In the previous posts in this series, we saw what microservices are and how to start the journey towards broken out services from the monolithic application.
In the second post, I talked about not having get calls across microservices. On that, I received some questions. Here's one:
"Nice article on microservices. But i did not get reasoning behind
"You shouldn't make a query/get call to another microservice."
My reply to that is below:
As a service, you should have your own store for the data you need. If you don't, what happens if the service you're using for get calls goes down for an extended period of time? You are blocked. Your function that depends on it fails now. What if you have multiple of these? You just increased your reasons to fail by that factor.
To explain this further, too many blocking get calls may result into a system that can get completely stalled. What if the individual calls that are happening have different SLAs? Do we block the entire request for the slowest call?
One of the projects I worked on in the past had these types of calls spread through out the system. In the worst cases, the http requests took well over a minute to return. Is this acceptable?
To counter this, the team went towards caching the entire relational data stores. Pulling all that information down became very tricky. The data sync was happening once a month. The sync job itself took days to finish, pushing the changes further back. I have seen many project teams going towards this type of solution and eventually running into the scale problem. Then they settle on syncing the data using messaging.

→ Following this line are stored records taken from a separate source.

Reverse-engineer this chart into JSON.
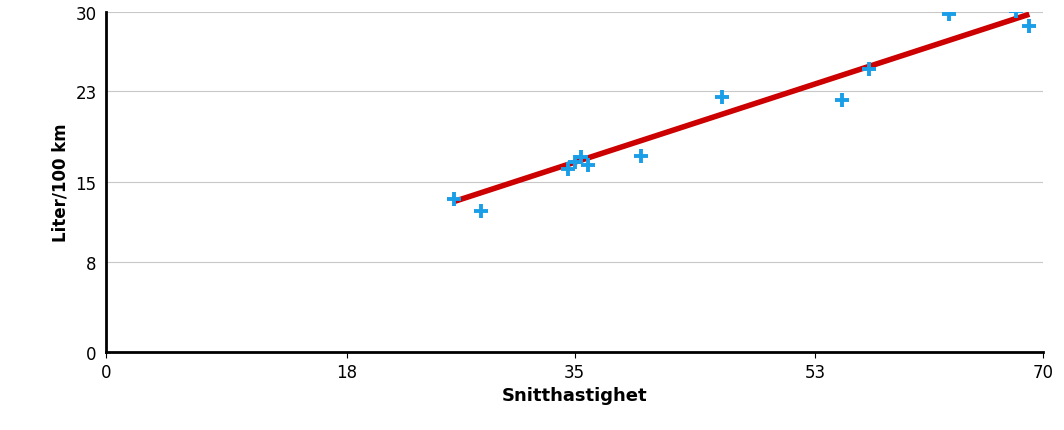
{
  "x_data": [
    26,
    28,
    34.5,
    35,
    35.5,
    36,
    40,
    46,
    55,
    57,
    63,
    68,
    69
  ],
  "y_data": [
    13.5,
    12.5,
    16.2,
    16.8,
    17.2,
    16.5,
    17.3,
    22.5,
    22.2,
    25.0,
    29.8,
    30.1,
    28.8
  ],
  "trend_x": [
    26,
    69
  ],
  "trend_y": [
    13.3,
    29.8
  ],
  "xlabel": "Snitthastighet",
  "ylabel": "Liter/100 km",
  "xlim": [
    0,
    70
  ],
  "ylim": [
    0,
    30
  ],
  "xticks": [
    0,
    18,
    35,
    53,
    70
  ],
  "yticks": [
    0,
    8,
    15,
    23,
    30
  ],
  "marker_color": "#1B9EE8",
  "trend_color": "#CC0000",
  "bg_color": "#FFFFFF",
  "grid_color": "#C8C8C8",
  "marker_size": 100,
  "trend_linewidth": 4.0,
  "xlabel_fontsize": 13,
  "ylabel_fontsize": 12,
  "tick_fontsize": 12
}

So, what is the trade off? I explained it below:
The data duplication that may come with this is an acceptable trade off for scale. In other words, you are giving up some consistency and moving towards eventual consistency for scale and availability.
One of the teams I worked with did a good job differentiating the types of messages. Some of the changes had to be pushed forward at a higher priority, some required a little more processing, etc. We built different routes for those messages so that we could maintain our SLA for these messages. The data was still cached but we were able to get rid of the sync jobs that were trying to sync all the data at once. Messaging enables different kinds of patterns. I recommend Enterprise Integration Patterns book for those patterns. It goes deep into the different kinds of messaging patterns.
I used this example afterwards:
For a banking app, you can say, there are $100 in your account as of the last sync time instead of $0 because you can't hit that service. People are much more likely to freak out in the later scenario than the one before. This method scales too since we have reduced the consistency level to eventual. It sounds radical but you are trading in strong consistency for scale and user experience. I hope that clears things up for you. I think I should write another post on this :)
I went on further to express the points below:
Another reason is network. You can't take it for granted. In any of these situations, you don't want your customers to get affected by this implementation detail. The way to avoid this is by building your own store beforehand and keep it synced through messaging.
You don't have a distributed system if the system is not resilient enough to consider the network loss. This is something that needs to be considered on day one. Your customers are not going to care that your network failed. They want your app to work.
If your system needs too much of a cross service chatter then it could be a sign of wrong system boundaries. It means that the service is just too fine grained. Your services could be suffering from the nanoservices anti pattern. It is a subtle problem. The SOA patterns book goes into the details of that. Some of the services may require merging.
The Netflix approach
They go the hybrid route. They hit the local cache store first, if it is not available, they fall back on cross boundary calls. Josh Evans explains that very eloquently in this talk.
To summarize, we are giving up some consistency for autonomy. We can solve the consistency problem using data pumps or sync jobs easily but autonomy has to remain as strong as possible. Without autonomy, you won't be able to materialize any benefits of moving towards microservices architecture.